The Brontë's father was a clergyman and religion has influenced the novel. Joseph is a hellfire and brimstone character, probably based on an ecclesiastical instructor. These educators appear frequently in the novel as teachers to the young characters like Cathy and Linton. 

Literary tradition

Wuthering Heights is not in the sedate tradition of Victorian literature and belongs more to that of the gothic novel. (Mary Shelley had published Frankenstein (1818) and Valperga (1823) during Emily's childhood.)
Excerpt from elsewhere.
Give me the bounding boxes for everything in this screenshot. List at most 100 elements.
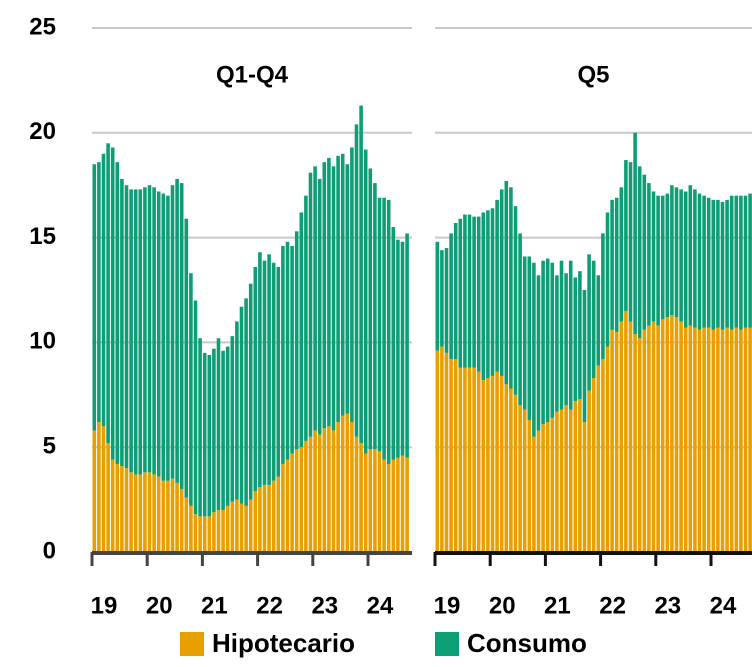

At the time of writing the novel of the Romantic movement, inspired by the French Revolution of 1789, with its themes of nature, the individual, irrationality, freedom and mysticism were in vogue in European literature. Walter Scott's Rob Roy (1817), also set in the wild border country with characters from landed gentry, has parallels with Emily Brontë's romance. Both female main characters, Cathy and Diana, are also equally out of place among their coarse families. 

Byron's sexually attractive, passionate, proud and malevolent heroes were taken up by Charlotte Bronte and closely resemble the portrait of Heathcliff described by Emily. 

Religion in Wuthering Heights also extends to a primal experience of the spiritual which was important to the Romantic movement. Heathcliff is a dark-skinned demonic figure, though his ill-treatment at the hands of Hindley and rejection by the Lintons are reminders of how Frankenstein's monster became evil through social repudiation.